‘Darnel(l)’ is a common given or family name (see, for example, Smith and Conley 1954) of English origin, as an online search for the unqualified term will testify. People surnamed Darnell account for about 36 per million of the current population of the UK, 66 per million in the USA and 12 per million in Australia. Genealogy sources agree that the name is directly derived from the plant and there is reason to trace some families to the Yorkshire village of Darnell (Lower 1860), now Darnall, a suburb of Sheffield, where darnel was reputedly grown. According to the Internet Surname Database, the first recorded spelling of darnel as a family name in England is of one Godwine Dernel (1095, Abbey of Bury St Edmunds, Suffolk). Darnell as a given name is probably derived from the family name.
The surname ‘Darnley’ represents between 1 and 5 per million of the populations of the UK, USA and Australia. Of all the bearers of the name ‘Darnley’, one stands out as of particular significance in history and literature. The father of James I of England and VI of Scotland was Henry Stuart, Lord Darnley; the House of Stuart was, properly, the House of Darnley and Stuart. The ‘ley’ element signifies ‘lea’, hence a field (a ‘lea’) of darnel: for example, in Stow (1580), the spelling of Henry Stuart’s name is ‘Darnley’ and ‘Darneley’, and in the second volume of Holinshed (1586) it is ‘Darneleie’. As we have shown (Thomas et al. 2016), where there is darnel, there is treachery and toxicity: Lord Darnley was murdered in 1567, an event of major political significance at the time and through to the Stuart succession in 1603. Hatfield (2004) has pointed out the parallels between the poisoning of Hamlet’s father and the murder of Darnley. Furthermore, it is significant that one of Darnley’s titles was Duke of Albany; in King Lear, Albany (an anachronistic character – the dukedom was first created in 1398, centuries later than the period of the play) is husband of Lear’s daughter Goneril, and is cuckolded by Edmund. Elsewhere (Archer et al. 2014) we have discussed how, in King Lear, allusion to darnel, and the figure of Edmund – the ‘bastard’, a contemporary term for a malignant weed – encode Shakespeare’s interrogation of the Union of the Crowns.

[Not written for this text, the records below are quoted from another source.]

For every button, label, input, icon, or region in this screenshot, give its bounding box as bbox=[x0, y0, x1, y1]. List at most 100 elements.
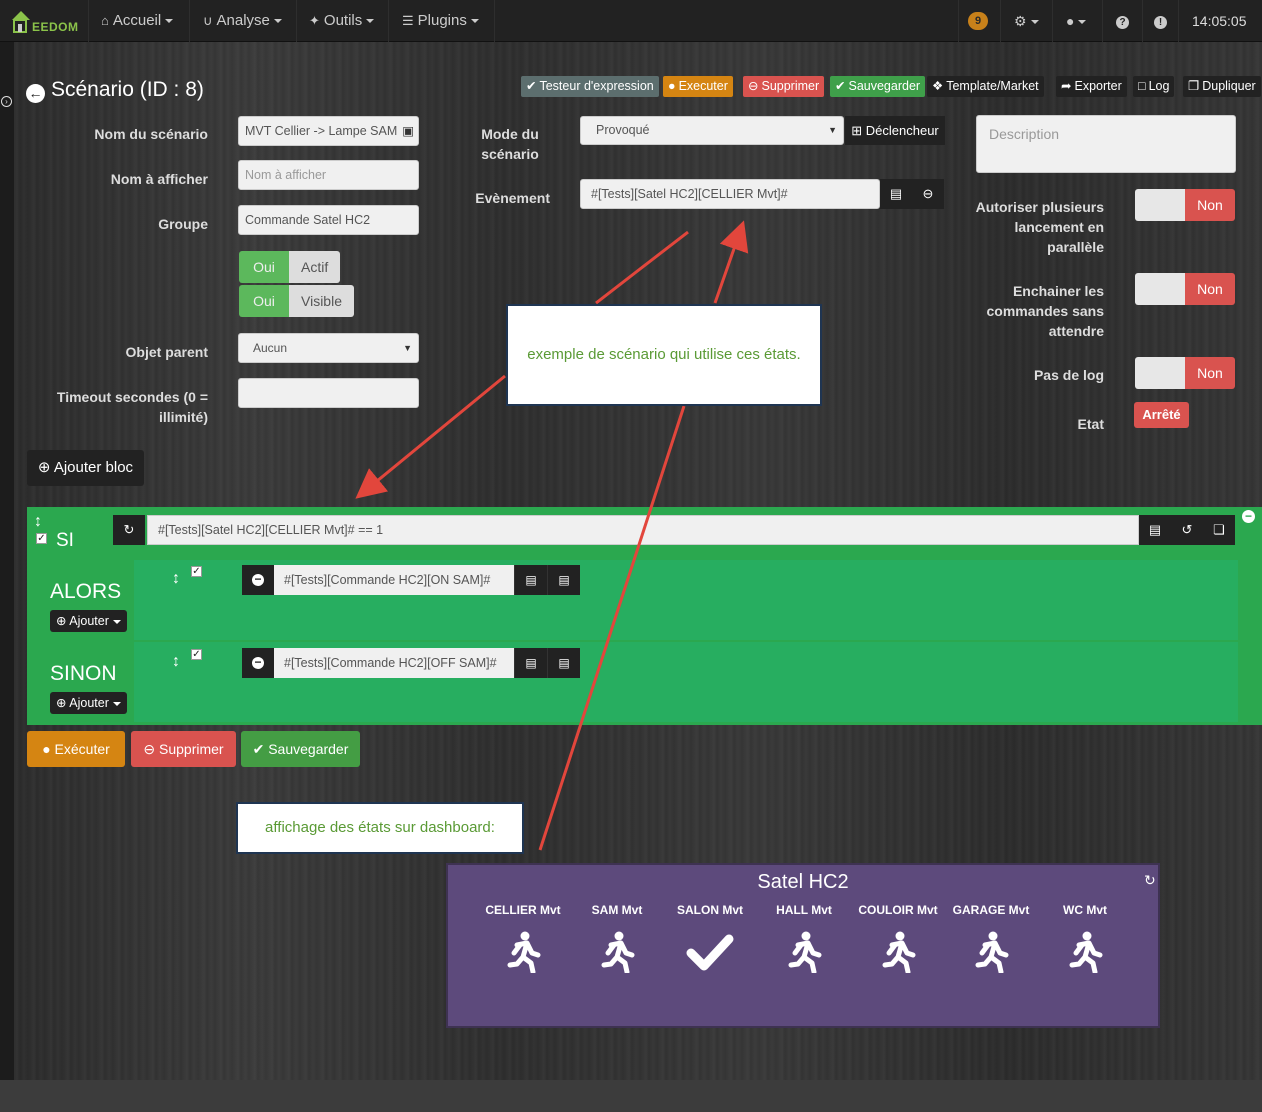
history-button[interactable]: ↺ bbox=[1171, 515, 1203, 545]
select-command-button[interactable]: ▤ bbox=[880, 179, 912, 209]
drag-handle-icon[interactable]: ↕ bbox=[34, 513, 42, 531]
scenario-name-value: MVT Cellier -> Lampe SAM bbox=[245, 124, 398, 138]
switch-off-side[interactable] bbox=[1135, 273, 1185, 305]
menu-label: Analyse bbox=[216, 12, 270, 29]
select-action-button[interactable]: ▤ bbox=[514, 565, 547, 595]
jeedom-logo[interactable]: EEDOM bbox=[10, 6, 78, 36]
plus-circle-icon: ⊕ bbox=[37, 459, 51, 476]
settings-menu[interactable]: ⚙ bbox=[1014, 0, 1039, 42]
id-card-icon[interactable]: ▣ bbox=[402, 117, 414, 145]
timeout-label: Timeout secondes (0 = illimité) bbox=[20, 387, 208, 427]
cube-button[interactable]: ❏ bbox=[1203, 515, 1235, 545]
save-bottom-button[interactable]: ✔ Sauvegarder bbox=[241, 731, 360, 767]
switch-no[interactable]: Non bbox=[1185, 357, 1235, 389]
expression-tester-button[interactable]: ✔ Testeur d'expression bbox=[521, 76, 659, 97]
switch-no[interactable]: Non bbox=[1185, 189, 1235, 221]
user-icon: ● bbox=[1066, 13, 1075, 29]
visible-on[interactable]: Oui bbox=[239, 285, 289, 317]
remove-event-button[interactable]: ⊖ bbox=[912, 179, 944, 209]
refresh-icon[interactable]: ↻ bbox=[1144, 872, 1156, 889]
execute-button[interactable]: ● Executer bbox=[663, 76, 733, 97]
execute-bottom-button[interactable]: ● Exécuter bbox=[27, 731, 125, 767]
question-icon: ? bbox=[1116, 15, 1129, 29]
sensor-name: CELLIER Mvt bbox=[485, 903, 561, 917]
condition-input[interactable]: #[Tests][Satel HC2][CELLIER Mvt]# == 1 bbox=[147, 515, 1139, 545]
description-textarea[interactable]: Description bbox=[976, 115, 1236, 173]
parent-object-label: Objet parent bbox=[125, 344, 208, 360]
save-button[interactable]: ✔ Sauvegarder bbox=[830, 76, 926, 97]
minus-circle-icon: ⊖ bbox=[922, 186, 934, 201]
action-enable-checkbox[interactable]: ✓ bbox=[191, 566, 202, 577]
nav-separator bbox=[1142, 0, 1143, 42]
timeout-input[interactable] bbox=[238, 378, 419, 408]
messages-badge[interactable]: 9 bbox=[968, 12, 988, 30]
check-icon bbox=[686, 934, 734, 971]
list-icon: ☰ bbox=[402, 13, 414, 28]
minus-circle-icon: − bbox=[252, 656, 264, 669]
block-enable-checkbox[interactable]: ✓ bbox=[36, 533, 47, 544]
active-on[interactable]: Oui bbox=[239, 251, 289, 283]
display-name-input[interactable]: Nom à afficher bbox=[238, 160, 419, 190]
report-button[interactable]: ! bbox=[1154, 0, 1167, 42]
else-command-input[interactable]: #[Tests][Commande HC2][OFF SAM]# bbox=[274, 648, 514, 678]
visible-toggle[interactable]: Oui Visible bbox=[239, 285, 354, 317]
scenario-name-input[interactable]: MVT Cellier -> Lampe SAM ▣ bbox=[238, 116, 419, 146]
nolog-switch[interactable]: Non bbox=[1135, 357, 1235, 389]
delete-button[interactable]: ⊖ Supprimer bbox=[743, 76, 825, 97]
parallel-switch[interactable]: Non bbox=[1135, 189, 1235, 221]
button-label: Sauvegarder bbox=[848, 79, 921, 93]
list-alt-icon: ▤ bbox=[525, 656, 537, 670]
drag-handle-icon[interactable]: ↕ bbox=[172, 653, 180, 671]
user-menu[interactable]: ● bbox=[1066, 0, 1087, 42]
page-title: ← Scénario (ID : 8) bbox=[26, 78, 204, 103]
event-input[interactable]: #[Tests][Satel HC2][CELLIER Mvt]# bbox=[580, 179, 880, 209]
remove-block-icon[interactable]: − bbox=[1242, 510, 1255, 523]
action-enable-checkbox[interactable]: ✓ bbox=[191, 649, 202, 660]
back-arrow-icon[interactable]: ← bbox=[26, 84, 45, 103]
sensor-wc: WC Mvt bbox=[1038, 903, 1132, 973]
remove-action-button[interactable]: − bbox=[242, 565, 274, 595]
chain-switch[interactable]: Non bbox=[1135, 273, 1235, 305]
trigger-button[interactable]: ⊞ Déclencheur bbox=[845, 116, 945, 145]
expand-panel-icon[interactable]: › bbox=[1, 96, 12, 107]
toggle-condition-button[interactable]: ↻ bbox=[113, 515, 145, 545]
else-add-dropdown[interactable]: ⊕ Ajouter bbox=[50, 692, 127, 714]
mode-select[interactable]: Provoqué ▼ bbox=[580, 116, 844, 145]
duplicate-button[interactable]: ❐ Dupliquer bbox=[1183, 76, 1261, 97]
delete-bottom-button[interactable]: ⊖ Supprimer bbox=[131, 731, 236, 767]
then-action: − #[Tests][Commande HC2][ON SAM]# ▤ ▤ bbox=[242, 565, 580, 595]
walking-icon bbox=[882, 931, 916, 973]
switch-off-side[interactable] bbox=[1135, 189, 1185, 221]
group-input[interactable]: Commande Satel HC2 bbox=[238, 205, 419, 235]
parent-object-select[interactable]: Aucun ▼ bbox=[238, 333, 419, 363]
button-label: Testeur d'expression bbox=[539, 79, 654, 93]
select-action-type-button[interactable]: ▤ bbox=[547, 648, 580, 678]
select-condition-command-button[interactable]: ▤ bbox=[1139, 515, 1171, 545]
then-add-dropdown[interactable]: ⊕ Ajouter bbox=[50, 610, 127, 632]
select-action-type-button[interactable]: ▤ bbox=[547, 565, 580, 595]
select-action-button[interactable]: ▤ bbox=[514, 648, 547, 678]
nav-separator bbox=[88, 0, 89, 42]
switch-no[interactable]: Non bbox=[1185, 273, 1235, 305]
active-toggle[interactable]: Oui Actif bbox=[239, 251, 341, 283]
menu-analyse[interactable]: ∪ Analyse bbox=[203, 0, 282, 42]
sensor-cellier: CELLIER Mvt bbox=[476, 903, 570, 973]
switch-off-side[interactable] bbox=[1135, 357, 1185, 389]
add-block-button[interactable]: ⊕ Ajouter bloc bbox=[27, 450, 144, 486]
menu-label: Accueil bbox=[112, 12, 162, 29]
then-command-input[interactable]: #[Tests][Commande HC2][ON SAM]# bbox=[274, 565, 514, 595]
list-alt-icon: ▤ bbox=[1148, 522, 1162, 537]
menu-plugins[interactable]: ☰ Plugins bbox=[402, 0, 479, 42]
log-button[interactable]: □ Log bbox=[1133, 76, 1175, 97]
state-badge: Arrêté bbox=[1134, 402, 1189, 428]
export-button[interactable]: ➦ Exporter bbox=[1056, 76, 1127, 97]
sensor-name: GARAGE Mvt bbox=[952, 903, 1030, 917]
list-alt-icon: ▤ bbox=[525, 573, 537, 587]
template-market-button[interactable]: ❖ Template/Market bbox=[927, 76, 1044, 97]
menu-accueil[interactable]: ⌂ Accueil bbox=[101, 0, 174, 42]
remove-action-button[interactable]: − bbox=[242, 648, 274, 678]
drag-handle-icon[interactable]: ↕ bbox=[172, 570, 180, 588]
menu-outils[interactable]: ✦ Outils bbox=[309, 0, 375, 42]
help-button[interactable]: ? bbox=[1116, 0, 1129, 42]
walking-icon bbox=[788, 931, 822, 973]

Knowledge of darnel the plant is fading as intensive agriculture spreads and people depart the land for the cities. Its historical and religious significance subside into history. But it lives on in the names of people, most of whom who are unlikely to be aware of the richness of its meaning.
Archer, J. E., R. Marggraf Turley and H. Thomas. 2014. Food and the Literary Imagination. Palgrave Macmillan, Basingstoke.
Hatfield, A. 2004. Shakespeare and Renaissance Politics. Thomson Learning, London, pp. 87-8.
Holinshed R. et al. 1586. The Second Volume of Chronicles (n. pl.: n. pub.), p. 381.
Internet Surname Database: www.surnamedb.com [accessed 17 March 2016].
Lower, M. A. 1860. Patronymica Britannica: a Dictionary of the Family Names of the United Kingdom. J. R. Smith, London.
Smith, H. C. and A. D. Conley. 1954. The Darnall, Darnell Family. American Offset Printers.
Stow, J. 1580. The Chronicles of England. Printed by Ralphe Newberie for Henrie Bynneman, London, p. 1131.
Thomas, H., J. E. Archer and R. Marggraf Turley. 2016. Remembering darnel, a forgotten plant of literary, religious, and evolutionary significance. Journal of Ethnobiology, 36: 29-44.